A Sarno si apre oggi «La linea del fango», una mostra fotografica e documentaria che ripercorre uno degli eventi più tragici degli ultimi anni, le frane del 5 maggio 1998, che provocarono la morte di 137 persone. L’esposizione, curata da Antonio Milone e Rosario Petrosino, sarà allestita nei locali del sottotetto del complesso di Villa Lanzara-del Balzo e sarà visitabile fino all’11 giugno dalle 8,30 alle 13,30.

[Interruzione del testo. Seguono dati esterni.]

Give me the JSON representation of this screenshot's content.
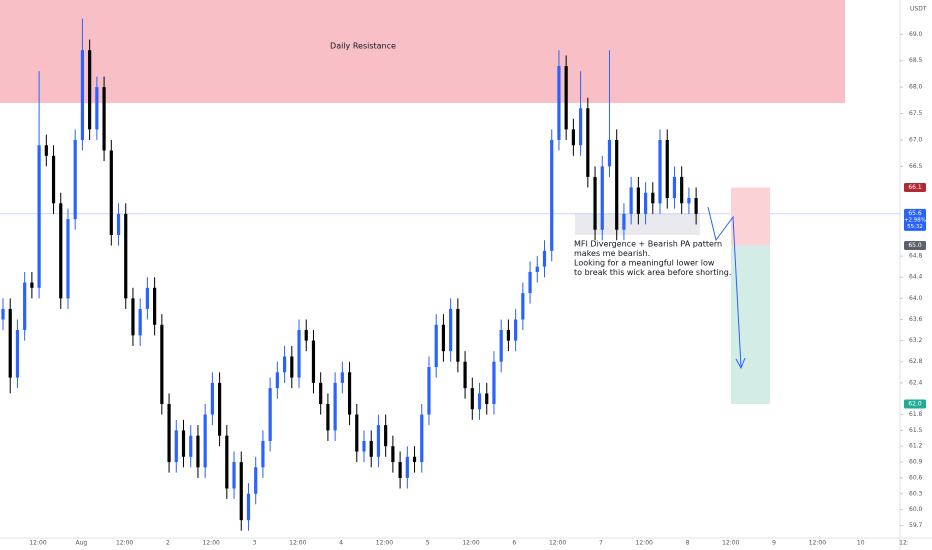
{
  "chart_data": {
    "type": "candlestick",
    "currency": "USDT",
    "ylim": [
      59.5,
      69.65
    ],
    "yticks": [
      {
        "value": 69,
        "label": "69.0"
      },
      68.5,
      {
        "value": 68,
        "label": "68.0"
      },
      67.5,
      {
        "value": 67,
        "label": "67.0"
      },
      66.5,
      64.8,
      64.4,
      {
        "value": 64,
        "label": "64.0"
      },
      63.6,
      63.2,
      62.8,
      62.4,
      61.8,
      61.5,
      61.2,
      60.9,
      60.6,
      60.3,
      {
        "value": 60,
        "label": "60.0"
      },
      59.7
    ],
    "xlabels": [
      "12:00",
      "Aug",
      "12:00",
      "2",
      "12:00",
      "3",
      "12:00",
      "4",
      "12:00",
      "5",
      "12:00",
      "6",
      "12:00",
      "7",
      "12:00",
      "8",
      "12:00",
      "9",
      "12:00",
      "10",
      "12:"
    ],
    "up_color": "#2962ff",
    "down_color": "#000000",
    "candles": [
      [
        63.6,
        64.0,
        63.4,
        63.8
      ],
      [
        63.8,
        64.0,
        62.2,
        62.5
      ],
      [
        62.5,
        63.6,
        62.3,
        63.4
      ],
      [
        63.4,
        64.5,
        63.2,
        64.3
      ],
      [
        64.3,
        64.5,
        64.0,
        64.2
      ],
      [
        64.2,
        68.3,
        64.0,
        66.9
      ],
      [
        66.9,
        67.1,
        66.5,
        66.7
      ],
      [
        66.7,
        66.9,
        65.6,
        65.8
      ],
      [
        65.8,
        66.0,
        63.8,
        64.0
      ],
      [
        64.0,
        65.7,
        63.8,
        65.5
      ],
      [
        65.5,
        67.2,
        65.3,
        67.0
      ],
      [
        67.0,
        69.3,
        66.8,
        68.7
      ],
      [
        68.7,
        68.9,
        67.0,
        67.2
      ],
      [
        67.2,
        68.2,
        67.0,
        68.0
      ],
      [
        68.0,
        68.2,
        66.6,
        66.8
      ],
      [
        66.8,
        67.0,
        65.0,
        65.2
      ],
      [
        65.2,
        65.8,
        65.0,
        65.6
      ],
      [
        65.6,
        65.8,
        63.8,
        64.0
      ],
      [
        64.0,
        64.2,
        63.1,
        63.3
      ],
      [
        63.3,
        64.0,
        63.1,
        63.8
      ],
      [
        63.8,
        64.4,
        63.6,
        64.2
      ],
      [
        64.2,
        64.4,
        63.3,
        63.5
      ],
      [
        63.5,
        63.7,
        61.8,
        62.0
      ],
      [
        62.0,
        62.2,
        60.7,
        60.9
      ],
      [
        60.9,
        61.7,
        60.7,
        61.5
      ],
      [
        61.5,
        61.7,
        60.8,
        61.0
      ],
      [
        61.0,
        61.6,
        60.8,
        61.4
      ],
      [
        61.4,
        61.6,
        60.6,
        60.8
      ],
      [
        60.8,
        62.0,
        60.6,
        61.8
      ],
      [
        61.8,
        62.6,
        61.6,
        62.4
      ],
      [
        62.4,
        62.6,
        61.2,
        61.4
      ],
      [
        61.4,
        61.6,
        60.2,
        60.4
      ],
      [
        60.4,
        61.1,
        60.2,
        60.9
      ],
      [
        60.9,
        61.1,
        59.6,
        59.8
      ],
      [
        59.8,
        60.5,
        59.6,
        60.3
      ],
      [
        60.3,
        61.0,
        60.1,
        60.8
      ],
      [
        60.8,
        61.5,
        60.6,
        61.3
      ],
      [
        61.3,
        62.5,
        61.1,
        62.3
      ],
      [
        62.3,
        62.8,
        62.1,
        62.6
      ],
      [
        62.6,
        63.1,
        62.4,
        62.9
      ],
      [
        62.9,
        63.1,
        62.3,
        62.5
      ],
      [
        62.5,
        63.6,
        62.3,
        63.4
      ],
      [
        63.4,
        63.6,
        63.0,
        63.2
      ],
      [
        63.2,
        63.4,
        62.2,
        62.4
      ],
      [
        62.4,
        62.6,
        61.8,
        62.0
      ],
      [
        62.0,
        62.2,
        61.3,
        61.5
      ],
      [
        61.5,
        62.6,
        61.3,
        62.4
      ],
      [
        62.4,
        62.8,
        62.2,
        62.6
      ],
      [
        62.6,
        62.8,
        61.6,
        61.8
      ],
      [
        61.8,
        62.0,
        60.9,
        61.1
      ],
      [
        61.1,
        61.5,
        60.9,
        61.3
      ],
      [
        61.3,
        61.5,
        60.8,
        61.0
      ],
      [
        61.0,
        61.8,
        60.8,
        61.6
      ],
      [
        61.6,
        61.8,
        61.0,
        61.2
      ],
      [
        61.2,
        61.4,
        60.7,
        60.9
      ],
      [
        60.9,
        61.1,
        60.4,
        60.6
      ],
      [
        60.6,
        61.2,
        60.4,
        61.0
      ],
      [
        61.0,
        61.2,
        60.7,
        60.9
      ],
      [
        60.9,
        62.0,
        60.7,
        61.8
      ],
      [
        61.8,
        62.9,
        61.6,
        62.7
      ],
      [
        62.7,
        63.7,
        62.5,
        63.5
      ],
      [
        63.5,
        63.7,
        62.8,
        63.0
      ],
      [
        63.0,
        64.0,
        62.8,
        63.8
      ],
      [
        63.8,
        64.0,
        62.6,
        62.8
      ],
      [
        62.8,
        63.0,
        62.1,
        62.3
      ],
      [
        62.3,
        62.5,
        61.7,
        61.9
      ],
      [
        61.9,
        62.4,
        61.7,
        62.2
      ],
      [
        62.2,
        62.4,
        61.8,
        62.0
      ],
      [
        62.0,
        63.0,
        61.8,
        62.8
      ],
      [
        62.8,
        63.6,
        62.6,
        63.4
      ],
      [
        63.4,
        63.6,
        63.0,
        63.2
      ],
      [
        63.2,
        63.8,
        63.0,
        63.6
      ],
      [
        63.6,
        64.3,
        63.4,
        64.1
      ],
      [
        64.1,
        64.7,
        63.9,
        64.5
      ],
      [
        64.5,
        64.8,
        64.3,
        64.6
      ],
      [
        64.6,
        65.1,
        64.4,
        64.9
      ],
      [
        64.9,
        67.2,
        64.7,
        67.0
      ],
      [
        67.0,
        68.7,
        66.8,
        68.4
      ],
      [
        68.4,
        68.6,
        67.0,
        67.2
      ],
      [
        67.2,
        67.4,
        66.7,
        66.9
      ],
      [
        66.9,
        68.3,
        66.7,
        67.6
      ],
      [
        67.6,
        67.8,
        66.1,
        66.3
      ],
      [
        66.3,
        66.5,
        65.1,
        65.3
      ],
      [
        65.3,
        66.7,
        65.1,
        66.5
      ],
      [
        66.5,
        68.7,
        66.3,
        67.0
      ],
      [
        67.0,
        67.2,
        65.1,
        65.3
      ],
      [
        65.3,
        65.8,
        65.1,
        65.6
      ],
      [
        65.6,
        66.3,
        65.4,
        66.1
      ],
      [
        66.1,
        66.3,
        65.4,
        65.6
      ],
      [
        65.6,
        66.2,
        65.4,
        66.0
      ],
      [
        66.0,
        66.2,
        65.6,
        65.8
      ],
      [
        65.8,
        67.2,
        65.6,
        67.0
      ],
      [
        67.0,
        67.2,
        65.7,
        65.9
      ],
      [
        65.9,
        66.5,
        65.7,
        66.3
      ],
      [
        66.3,
        66.5,
        65.6,
        65.8
      ],
      [
        65.8,
        66.1,
        65.6,
        65.9
      ],
      [
        65.9,
        66.1,
        65.4,
        65.6
      ]
    ],
    "resistance": {
      "label": "Daily Resistance",
      "bottom": 67.7,
      "color": "#f8c0c6"
    },
    "wick_area": {
      "top": 65.6,
      "bottom": 65.2,
      "color": "#e9e9ee"
    },
    "annotation": [
      "MFI Divergence + Bearish PA pattern",
      "makes me bearish.",
      "Looking for a meaningful lower low",
      "to break this wick area before shorting."
    ],
    "position": {
      "stop": 66.1,
      "entry": 65.0,
      "target": 62.0,
      "risk_color": "#fbd3d7",
      "reward_color": "#d3ece6"
    },
    "price_tags": [
      {
        "value": 66.1,
        "label": "66.1",
        "color": "#b22833"
      },
      {
        "value": 65.6,
        "label": "65.6",
        "change": "+2.98%",
        "timer": "55:32",
        "color": "#2962ff"
      },
      {
        "value": 65.0,
        "label": "65.0",
        "color": "#5d606b"
      },
      {
        "value": 62.0,
        "label": "62.0",
        "color": "#22ab94"
      }
    ]
  }
}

Promossa dal Comune di Sarno e organizzata da «Rinascere. Associazione delle vittime delle frane del 5 maggio 1998», «Il Didrammo APS e il Mudif (Museo didattico della fotografia)», la mostra intende riflettere sulla narrazione dell’evento e cogliere le diverse chiavi di lettura della tragica vicenda. Verranno esposte fotografie di Ciro Fusco, fotoreporter dell’agenzia Ansa, e di Luigi Pepe, free lance, oltre che testimonianze dei giornalisti che furono presenti in quei giorni. Sarà presente anche una narrazione video estratta dai servizi televisivi trasmessi dalla giornata del 5 maggio in poi.

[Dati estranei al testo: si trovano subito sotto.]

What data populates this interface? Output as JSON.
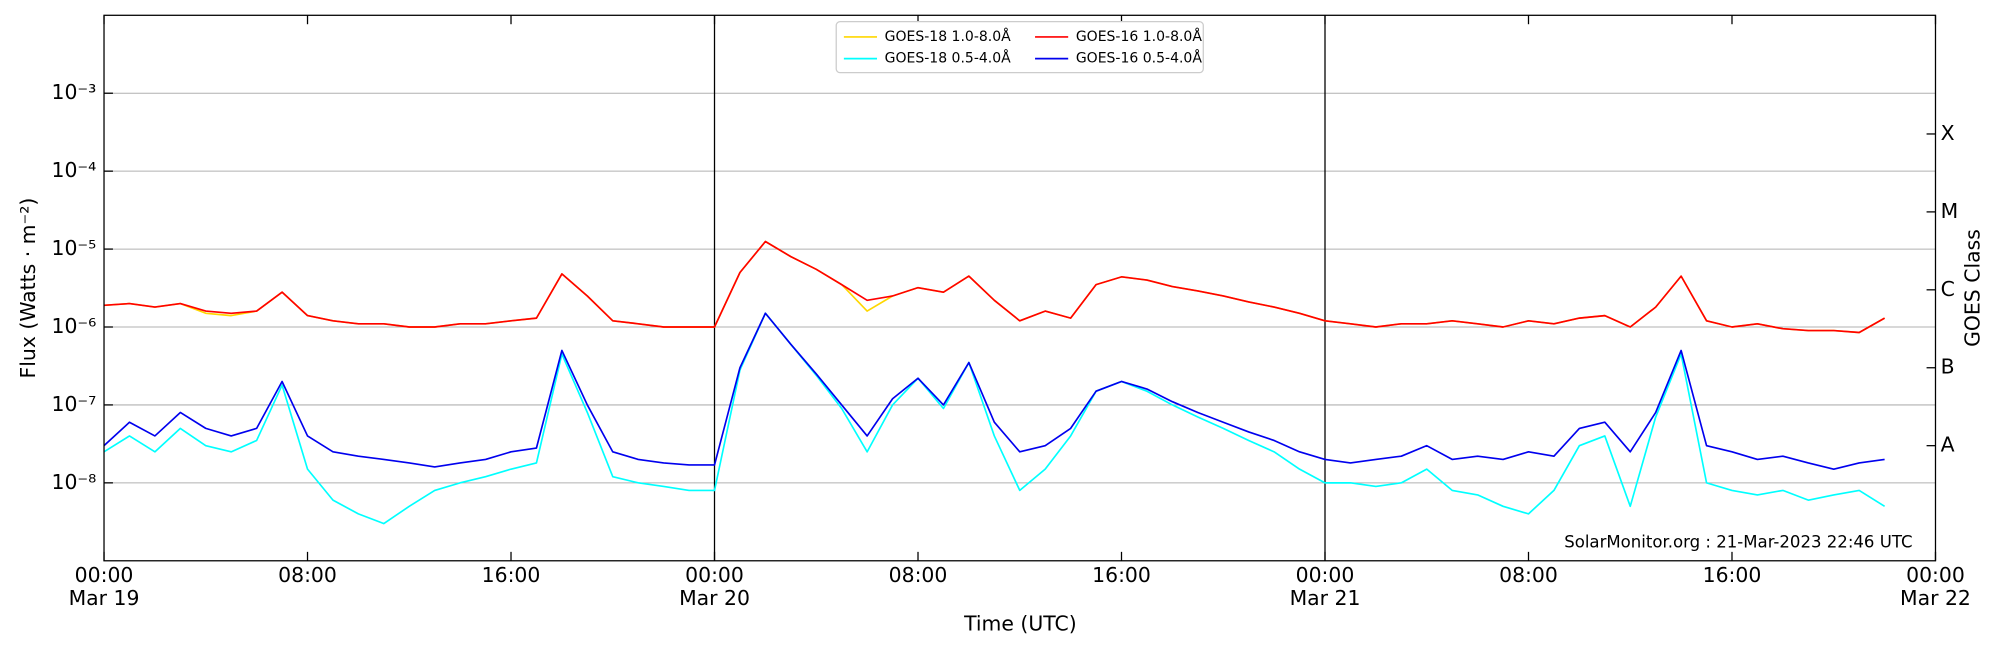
{
  "chart_data": {
    "type": "line",
    "xlabel": "Time (UTC)",
    "ylabel": "Flux (Watts · m⁻²)",
    "y2label": "GOES Class",
    "annotation": "SolarMonitor.org : 21-Mar-2023 22:46 UTC",
    "log_y": true,
    "grid": true,
    "legend": "upper center",
    "vlines": [
      24,
      48
    ],
    "xlim": [
      0,
      72
    ],
    "ylim": [
      1e-09,
      0.01
    ],
    "xticks": [
      {
        "value": 0,
        "label": "00:00\nMar 19"
      },
      {
        "value": 8,
        "label": "08:00"
      },
      {
        "value": 16,
        "label": "16:00"
      },
      {
        "value": 24,
        "label": "00:00\nMar 20"
      },
      {
        "value": 32,
        "label": "08:00"
      },
      {
        "value": 40,
        "label": "16:00"
      },
      {
        "value": 48,
        "label": "00:00\nMar 21"
      },
      {
        "value": 56,
        "label": "08:00"
      },
      {
        "value": 64,
        "label": "16:00"
      },
      {
        "value": 72,
        "label": "00:00\nMar 22"
      }
    ],
    "yticks": [
      {
        "value": 1e-08,
        "label": "10⁻⁸"
      },
      {
        "value": 1e-07,
        "label": "10⁻⁷"
      },
      {
        "value": 1e-06,
        "label": "10⁻⁶"
      },
      {
        "value": 1e-05,
        "label": "10⁻⁵"
      },
      {
        "value": 0.0001,
        "label": "10⁻⁴"
      },
      {
        "value": 0.001,
        "label": "10⁻³"
      }
    ],
    "y2lim": [
      1e-09,
      0.01
    ],
    "y2ticks": [
      {
        "value": 3e-08,
        "label": "A"
      },
      {
        "value": 3e-07,
        "label": "B"
      },
      {
        "value": 3e-06,
        "label": "C"
      },
      {
        "value": 3e-05,
        "label": "M"
      },
      {
        "value": 0.0003,
        "label": "X"
      }
    ],
    "x": [
      0,
      1,
      2,
      3,
      4,
      5,
      6,
      7,
      8,
      9,
      10,
      11,
      12,
      13,
      14,
      15,
      16,
      17,
      18,
      19,
      20,
      21,
      22,
      23,
      24,
      25,
      26,
      27,
      28,
      29,
      30,
      31,
      32,
      33,
      34,
      35,
      36,
      37,
      38,
      39,
      40,
      41,
      42,
      43,
      44,
      45,
      46,
      47,
      48,
      49,
      50,
      51,
      52,
      53,
      54,
      55,
      56,
      57,
      58,
      59,
      60,
      61,
      62,
      63,
      64,
      65,
      66,
      67,
      68,
      69,
      70
    ],
    "series": [
      {
        "name": "GOES-18 1.0-8.0Å",
        "color": "#ffd700",
        "values": [
          1.9e-06,
          2e-06,
          1.8e-06,
          2e-06,
          1.5e-06,
          1.4e-06,
          1.6e-06,
          2.8e-06,
          1.4e-06,
          1.2e-06,
          1.1e-06,
          1.1e-06,
          1e-06,
          1e-06,
          1.1e-06,
          1.1e-06,
          1.2e-06,
          1.3e-06,
          4.8e-06,
          2.5e-06,
          1.2e-06,
          1.1e-06,
          1e-06,
          1e-06,
          1e-06,
          5e-06,
          1.25e-05,
          8e-06,
          5.5e-06,
          3.5e-06,
          1.6e-06,
          2.5e-06,
          3.2e-06,
          2.8e-06,
          4.5e-06,
          2.2e-06,
          1.2e-06,
          1.6e-06,
          1.3e-06,
          3.5e-06,
          4.4e-06,
          4e-06,
          3.3e-06,
          2.9e-06,
          2.5e-06,
          2.1e-06,
          1.8e-06,
          1.5e-06,
          1.2e-06,
          1.1e-06,
          1e-06,
          1.1e-06,
          1.1e-06,
          1.2e-06,
          1.1e-06,
          1e-06,
          1.2e-06,
          1.1e-06,
          1.3e-06,
          1.4e-06,
          1e-06,
          1.8e-06,
          4.5e-06,
          1.2e-06,
          1e-06,
          1.1e-06,
          9.5e-07,
          9e-07,
          9e-07,
          8.5e-07,
          1.3e-06
        ]
      },
      {
        "name": "GOES-18 0.5-4.0Å",
        "color": "#00ffff",
        "values": [
          2.5e-08,
          4e-08,
          2.5e-08,
          5e-08,
          3e-08,
          2.5e-08,
          3.5e-08,
          1.8e-07,
          1.5e-08,
          6e-09,
          4e-09,
          3e-09,
          5e-09,
          8e-09,
          1e-08,
          1.2e-08,
          1.5e-08,
          1.8e-08,
          4.5e-07,
          8e-08,
          1.2e-08,
          1e-08,
          9e-09,
          8e-09,
          8e-09,
          2.8e-07,
          1.5e-06,
          6e-07,
          2.4e-07,
          9e-08,
          2.5e-08,
          1e-07,
          2.2e-07,
          9e-08,
          3.5e-07,
          4e-08,
          8e-09,
          1.5e-08,
          4e-08,
          1.5e-07,
          2e-07,
          1.5e-07,
          1e-07,
          7e-08,
          5e-08,
          3.5e-08,
          2.5e-08,
          1.5e-08,
          1e-08,
          1e-08,
          9e-09,
          1e-08,
          1.5e-08,
          8e-09,
          7e-09,
          5e-09,
          4e-09,
          8e-09,
          3e-08,
          4e-08,
          5e-09,
          7e-08,
          4.5e-07,
          1e-08,
          8e-09,
          7e-09,
          8e-09,
          6e-09,
          7e-09,
          8e-09,
          5e-09
        ]
      },
      {
        "name": "GOES-16 1.0-8.0Å",
        "color": "#ff0000",
        "values": [
          1.9e-06,
          2e-06,
          1.8e-06,
          2e-06,
          1.6e-06,
          1.5e-06,
          1.6e-06,
          2.8e-06,
          1.4e-06,
          1.2e-06,
          1.1e-06,
          1.1e-06,
          1e-06,
          1e-06,
          1.1e-06,
          1.1e-06,
          1.2e-06,
          1.3e-06,
          4.8e-06,
          2.5e-06,
          1.2e-06,
          1.1e-06,
          1e-06,
          1e-06,
          1e-06,
          5e-06,
          1.25e-05,
          8e-06,
          5.5e-06,
          3.5e-06,
          2.2e-06,
          2.5e-06,
          3.2e-06,
          2.8e-06,
          4.5e-06,
          2.2e-06,
          1.2e-06,
          1.6e-06,
          1.3e-06,
          3.5e-06,
          4.4e-06,
          4e-06,
          3.3e-06,
          2.9e-06,
          2.5e-06,
          2.1e-06,
          1.8e-06,
          1.5e-06,
          1.2e-06,
          1.1e-06,
          1e-06,
          1.1e-06,
          1.1e-06,
          1.2e-06,
          1.1e-06,
          1e-06,
          1.2e-06,
          1.1e-06,
          1.3e-06,
          1.4e-06,
          1e-06,
          1.8e-06,
          4.5e-06,
          1.2e-06,
          1e-06,
          1.1e-06,
          9.5e-07,
          9e-07,
          9e-07,
          8.5e-07,
          1.3e-06
        ]
      },
      {
        "name": "GOES-16 0.5-4.0Å",
        "color": "#0000ee",
        "values": [
          3e-08,
          6e-08,
          4e-08,
          8e-08,
          5e-08,
          4e-08,
          5e-08,
          2e-07,
          4e-08,
          2.5e-08,
          2.2e-08,
          2e-08,
          1.8e-08,
          1.6e-08,
          1.8e-08,
          2e-08,
          2.5e-08,
          2.8e-08,
          5e-07,
          1e-07,
          2.5e-08,
          2e-08,
          1.8e-08,
          1.7e-08,
          1.7e-08,
          3e-07,
          1.5e-06,
          6e-07,
          2.5e-07,
          1e-07,
          4e-08,
          1.2e-07,
          2.2e-07,
          1e-07,
          3.5e-07,
          6e-08,
          2.5e-08,
          3e-08,
          5e-08,
          1.5e-07,
          2e-07,
          1.6e-07,
          1.1e-07,
          8e-08,
          6e-08,
          4.5e-08,
          3.5e-08,
          2.5e-08,
          2e-08,
          1.8e-08,
          2e-08,
          2.2e-08,
          3e-08,
          2e-08,
          2.2e-08,
          2e-08,
          2.5e-08,
          2.2e-08,
          5e-08,
          6e-08,
          2.5e-08,
          8e-08,
          5e-07,
          3e-08,
          2.5e-08,
          2e-08,
          2.2e-08,
          1.8e-08,
          1.5e-08,
          1.8e-08,
          2e-08
        ]
      }
    ]
  }
}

Ad arricchire il percorso, una sala intera dedicata alla cartografia, nella quale verranno esposte le aerofotografie con lo stato dei luoghi prima e dopo le frane, la perimetrazione delle aree a rischio, le mappe del danno e delle case distrutte dalle colate di fango. L’esposizione avrà anche come obiettivo quello di mostrare il forte impatto emotivo che la vicenda ebbe sulla popolazione, attraverso i disegni realizzati dai bambini delle elementari nei mesi successivi all’evento.